Bigger because I've stumbled on something that expands who I am, my understanding of the world, and the words that I use to know the world. Thought occurs in words; feral children raised without language do not and not invoke perception and logic in the same way that others can. The more I know of words, the more I can feel them, order them, sense them, use them - the more my place in the world expands. Maybe it's the growth of sorrow, of joy, of lust, of anger -- but always it is also the expanse of wonder. When I am really, truly in love, I've been content just to watch the object of my affection do any little thing; her smallest movement is entrancing. That's how I feel about well-turned phrases, about beautifully constructed stories - about that "oh god yes, it's just like that!" feeling one gets when absorbing the work of a real master.

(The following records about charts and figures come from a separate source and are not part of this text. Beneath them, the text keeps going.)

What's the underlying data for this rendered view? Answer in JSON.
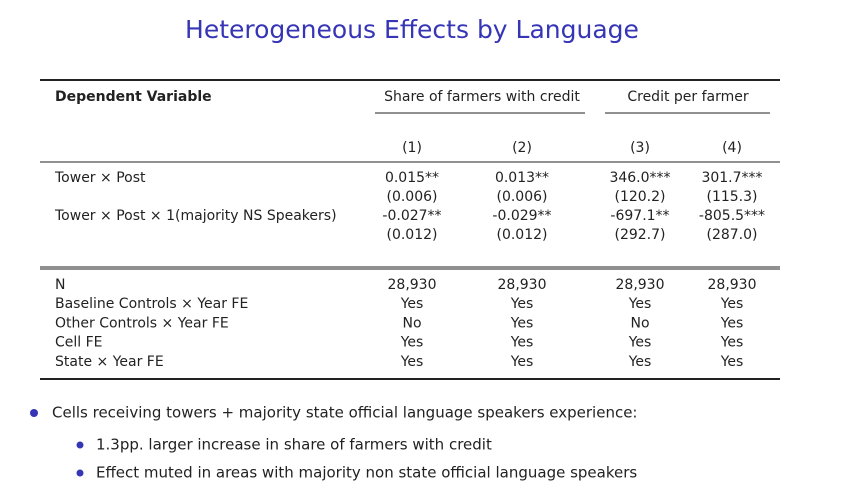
{
  "title": "Heterogeneous Effects by Language",
  "table": {
    "header": {
      "dependent": "Dependent Variable",
      "groups": [
        "Share of farmers with credit",
        "Credit per farmer"
      ],
      "columns": [
        "(1)",
        "(2)",
        "(3)",
        "(4)"
      ]
    },
    "coef_rows": [
      {
        "label": "Tower × Post",
        "estimates": [
          "0.015**",
          "0.013**",
          "346.0***",
          "301.7***"
        ],
        "se": [
          "(0.006)",
          "(0.006)",
          "(120.2)",
          "(115.3)"
        ]
      },
      {
        "label": "Tower × Post × 1(majority NS Speakers)",
        "estimates": [
          "-0.027**",
          "-0.029**",
          "-697.1**",
          "-805.5***"
        ],
        "se": [
          "(0.012)",
          "(0.012)",
          "(292.7)",
          "(287.0)"
        ]
      }
    ],
    "stat_rows": [
      {
        "label": "N",
        "values": [
          "28,930",
          "28,930",
          "28,930",
          "28,930"
        ]
      },
      {
        "label": "Baseline Controls × Year FE",
        "values": [
          "Yes",
          "Yes",
          "Yes",
          "Yes"
        ]
      },
      {
        "label": "Other Controls × Year FE",
        "values": [
          "No",
          "Yes",
          "No",
          "Yes"
        ]
      },
      {
        "label": "Cell FE",
        "values": [
          "Yes",
          "Yes",
          "Yes",
          "Yes"
        ]
      },
      {
        "label": "State × Year FE",
        "values": [
          "Yes",
          "Yes",
          "Yes",
          "Yes"
        ]
      }
    ]
  },
  "bullets": [
    {
      "text": "Cells receiving towers + majority state official language speakers experience:",
      "sub": [
        "1.3pp. larger increase in share of farmers with credit",
        "Effect muted in areas with majority non state official language speakers"
      ]
    }
  ]
}
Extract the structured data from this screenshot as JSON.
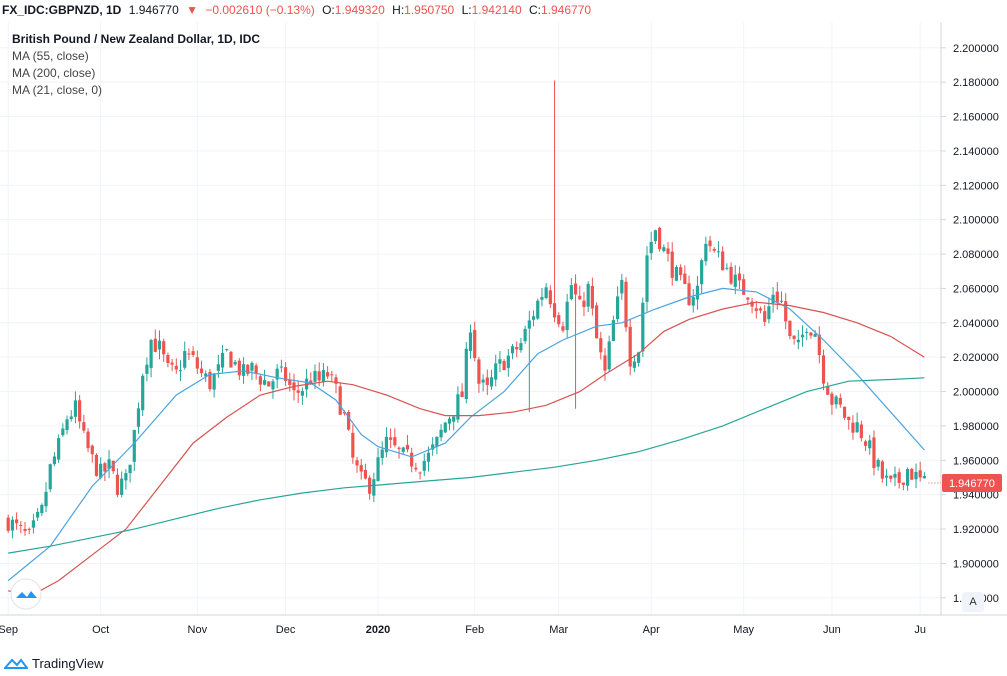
{
  "header": {
    "symbol": "FX_IDC:GBPNZD, 1D",
    "last": "1.946770",
    "change": "−0.002610 (−0.13%)",
    "o_label": "O:",
    "o_value": "1.949320",
    "h_label": "H:",
    "h_value": "1.950750",
    "l_label": "L:",
    "l_value": "1.942140",
    "c_label": "C:",
    "c_value": "1.946770"
  },
  "legend": {
    "title": "British Pound / New Zealand Dollar, 1D, IDC",
    "ma1": "MA (55, close)",
    "ma2": "MA (200, close)",
    "ma3": "MA (21, close, 0)"
  },
  "footer": {
    "brand": "TradingView"
  },
  "axis_button": "A",
  "colors": {
    "up": "#26a69a",
    "down": "#ef5350",
    "ma21": "#4ca3e0",
    "ma55": "#d9534f",
    "ma200": "#26a69a",
    "price_label": "#ef5350"
  },
  "chart_data": {
    "type": "candlestick",
    "title": "British Pound / New Zealand Dollar, 1D, IDC",
    "ylim": [
      1.87,
      2.215
    ],
    "y_ticks": [
      "2.200000",
      "2.180000",
      "2.160000",
      "2.140000",
      "2.120000",
      "2.100000",
      "2.080000",
      "2.060000",
      "2.040000",
      "2.020000",
      "2.000000",
      "1.980000",
      "1.960000",
      "1.940000",
      "1.920000",
      "1.900000",
      "1.880000"
    ],
    "x_ticks": [
      {
        "label": "Sep",
        "t": 0
      },
      {
        "label": "Oct",
        "t": 22
      },
      {
        "label": "Nov",
        "t": 45
      },
      {
        "label": "Dec",
        "t": 66
      },
      {
        "label": "2020",
        "t": 88
      },
      {
        "label": "Feb",
        "t": 111
      },
      {
        "label": "Mar",
        "t": 131
      },
      {
        "label": "Apr",
        "t": 153
      },
      {
        "label": "May",
        "t": 175
      },
      {
        "label": "Jun",
        "t": 196
      },
      {
        "label": "Ju",
        "t": 217
      }
    ],
    "close_anchors": [
      [
        0,
        1.925
      ],
      [
        3,
        1.918
      ],
      [
        5,
        1.915
      ],
      [
        8,
        1.93
      ],
      [
        10,
        1.955
      ],
      [
        12,
        1.968
      ],
      [
        14,
        1.985
      ],
      [
        16,
        1.99
      ],
      [
        18,
        1.972
      ],
      [
        20,
        1.96
      ],
      [
        22,
        1.952
      ],
      [
        24,
        1.956
      ],
      [
        26,
        1.945
      ],
      [
        28,
        1.948
      ],
      [
        30,
        1.976
      ],
      [
        32,
        2.012
      ],
      [
        34,
        2.03
      ],
      [
        36,
        2.025
      ],
      [
        38,
        2.012
      ],
      [
        40,
        2.01
      ],
      [
        42,
        2.022
      ],
      [
        44,
        2.018
      ],
      [
        46,
        2.01
      ],
      [
        48,
        2.005
      ],
      [
        50,
        2.012
      ],
      [
        52,
        2.022
      ],
      [
        54,
        2.016
      ],
      [
        56,
        2.01
      ],
      [
        58,
        2.013
      ],
      [
        60,
        2.008
      ],
      [
        62,
        2.004
      ],
      [
        64,
        2.01
      ],
      [
        66,
        2.008
      ],
      [
        68,
        1.998
      ],
      [
        70,
        2.002
      ],
      [
        72,
        2.008
      ],
      [
        74,
        2.006
      ],
      [
        76,
        2.01
      ],
      [
        78,
        2.0
      ],
      [
        80,
        1.985
      ],
      [
        82,
        1.96
      ],
      [
        84,
        1.948
      ],
      [
        86,
        1.946
      ],
      [
        88,
        1.958
      ],
      [
        90,
        1.97
      ],
      [
        92,
        1.966
      ],
      [
        94,
        1.962
      ],
      [
        96,
        1.96
      ],
      [
        98,
        1.958
      ],
      [
        100,
        1.962
      ],
      [
        102,
        1.97
      ],
      [
        104,
        1.982
      ],
      [
        106,
        1.99
      ],
      [
        108,
        1.998
      ],
      [
        110,
        2.04
      ],
      [
        112,
        2.005
      ],
      [
        114,
        2.0
      ],
      [
        116,
        2.012
      ],
      [
        118,
        2.018
      ],
      [
        120,
        2.022
      ],
      [
        122,
        2.028
      ],
      [
        124,
        2.04
      ],
      [
        126,
        2.052
      ],
      [
        128,
        2.062
      ],
      [
        130,
        2.048
      ],
      [
        132,
        2.04
      ],
      [
        134,
        2.062
      ],
      [
        136,
        2.048
      ],
      [
        138,
        2.06
      ],
      [
        140,
        2.03
      ],
      [
        142,
        2.01
      ],
      [
        144,
        2.04
      ],
      [
        146,
        2.062
      ],
      [
        148,
        2.02
      ],
      [
        150,
        2.025
      ],
      [
        152,
        2.08
      ],
      [
        154,
        2.095
      ],
      [
        156,
        2.082
      ],
      [
        158,
        2.072
      ],
      [
        160,
        2.062
      ],
      [
        162,
        2.055
      ],
      [
        164,
        2.06
      ],
      [
        166,
        2.09
      ],
      [
        168,
        2.08
      ],
      [
        170,
        2.075
      ],
      [
        172,
        2.068
      ],
      [
        174,
        2.06
      ],
      [
        176,
        2.058
      ],
      [
        178,
        2.05
      ],
      [
        180,
        2.04
      ],
      [
        182,
        2.058
      ],
      [
        184,
        2.052
      ],
      [
        186,
        2.03
      ],
      [
        188,
        2.025
      ],
      [
        190,
        2.04
      ],
      [
        192,
        2.035
      ],
      [
        194,
        2.01
      ],
      [
        196,
        1.995
      ],
      [
        198,
        1.99
      ],
      [
        200,
        1.982
      ],
      [
        202,
        1.98
      ],
      [
        204,
        1.972
      ],
      [
        206,
        1.96
      ],
      [
        208,
        1.95
      ],
      [
        210,
        1.945
      ],
      [
        212,
        1.948
      ],
      [
        214,
        1.955
      ],
      [
        216,
        1.95
      ],
      [
        218,
        1.946
      ]
    ],
    "spikes": [
      {
        "t": 130,
        "high": 2.181
      },
      {
        "t": 124,
        "low": 1.988
      },
      {
        "t": 135,
        "low": 1.99
      }
    ],
    "series": [
      {
        "name": "MA (21, close, 0)",
        "points": [
          [
            0,
            1.89
          ],
          [
            10,
            1.91
          ],
          [
            20,
            1.945
          ],
          [
            30,
            1.97
          ],
          [
            40,
            1.998
          ],
          [
            48,
            2.01
          ],
          [
            56,
            2.012
          ],
          [
            64,
            2.008
          ],
          [
            72,
            2.005
          ],
          [
            78,
            1.995
          ],
          [
            84,
            1.975
          ],
          [
            88,
            1.968
          ],
          [
            96,
            1.962
          ],
          [
            104,
            1.97
          ],
          [
            110,
            1.985
          ],
          [
            118,
            2.0
          ],
          [
            126,
            2.022
          ],
          [
            132,
            2.03
          ],
          [
            140,
            2.038
          ],
          [
            146,
            2.04
          ],
          [
            154,
            2.048
          ],
          [
            162,
            2.055
          ],
          [
            170,
            2.06
          ],
          [
            178,
            2.058
          ],
          [
            186,
            2.048
          ],
          [
            194,
            2.03
          ],
          [
            202,
            2.01
          ],
          [
            210,
            1.988
          ],
          [
            218,
            1.966
          ]
        ]
      },
      {
        "name": "MA (55, close)",
        "points": [
          [
            0,
            1.884
          ],
          [
            6,
            1.882
          ],
          [
            12,
            1.89
          ],
          [
            20,
            1.905
          ],
          [
            28,
            1.92
          ],
          [
            36,
            1.945
          ],
          [
            44,
            1.97
          ],
          [
            52,
            1.985
          ],
          [
            60,
            1.998
          ],
          [
            68,
            2.003
          ],
          [
            76,
            2.006
          ],
          [
            82,
            2.004
          ],
          [
            90,
            1.998
          ],
          [
            98,
            1.99
          ],
          [
            104,
            1.986
          ],
          [
            112,
            1.986
          ],
          [
            120,
            1.988
          ],
          [
            128,
            1.992
          ],
          [
            136,
            2.0
          ],
          [
            142,
            2.01
          ],
          [
            150,
            2.022
          ],
          [
            156,
            2.035
          ],
          [
            162,
            2.042
          ],
          [
            170,
            2.048
          ],
          [
            178,
            2.052
          ],
          [
            186,
            2.05
          ],
          [
            194,
            2.046
          ],
          [
            202,
            2.04
          ],
          [
            210,
            2.032
          ],
          [
            218,
            2.02
          ]
        ]
      },
      {
        "name": "MA (200, close)",
        "points": [
          [
            0,
            1.906
          ],
          [
            10,
            1.91
          ],
          [
            20,
            1.915
          ],
          [
            30,
            1.92
          ],
          [
            40,
            1.926
          ],
          [
            50,
            1.932
          ],
          [
            60,
            1.937
          ],
          [
            70,
            1.941
          ],
          [
            80,
            1.944
          ],
          [
            90,
            1.946
          ],
          [
            100,
            1.948
          ],
          [
            110,
            1.95
          ],
          [
            120,
            1.953
          ],
          [
            130,
            1.956
          ],
          [
            140,
            1.96
          ],
          [
            150,
            1.965
          ],
          [
            160,
            1.972
          ],
          [
            170,
            1.98
          ],
          [
            180,
            1.99
          ],
          [
            190,
            2.0
          ],
          [
            200,
            2.006
          ],
          [
            210,
            2.007
          ],
          [
            218,
            2.008
          ]
        ]
      }
    ],
    "last_price": "1.946770"
  }
}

And also I am smaller. I think of this fine writing, this amazing work - and I think also of my small, insignificant life. Of the stupid toys on my desk, of my thousand trivial obsessions and quotidian distractions. There is nothing grand about it, and I feel reduced. No - not reduced, but rather - put properly into my place, which is insignificant. The universe is vast and large and human deeds in it are of concern only to us - and even in that tiny sliver of what is real, all that I have done accounts for little, as I am too easily distracted by nonsense.
Oh, for the discipline to turn away from this, from going and getting another slice of picture, of noodling around with photographs, from fiddling around online. But here I am, fiddling around on line -- smaller by the minute. But yes, I certainly can appreciate the vlaue of that more and more, as years go by; thanks to good words, used well.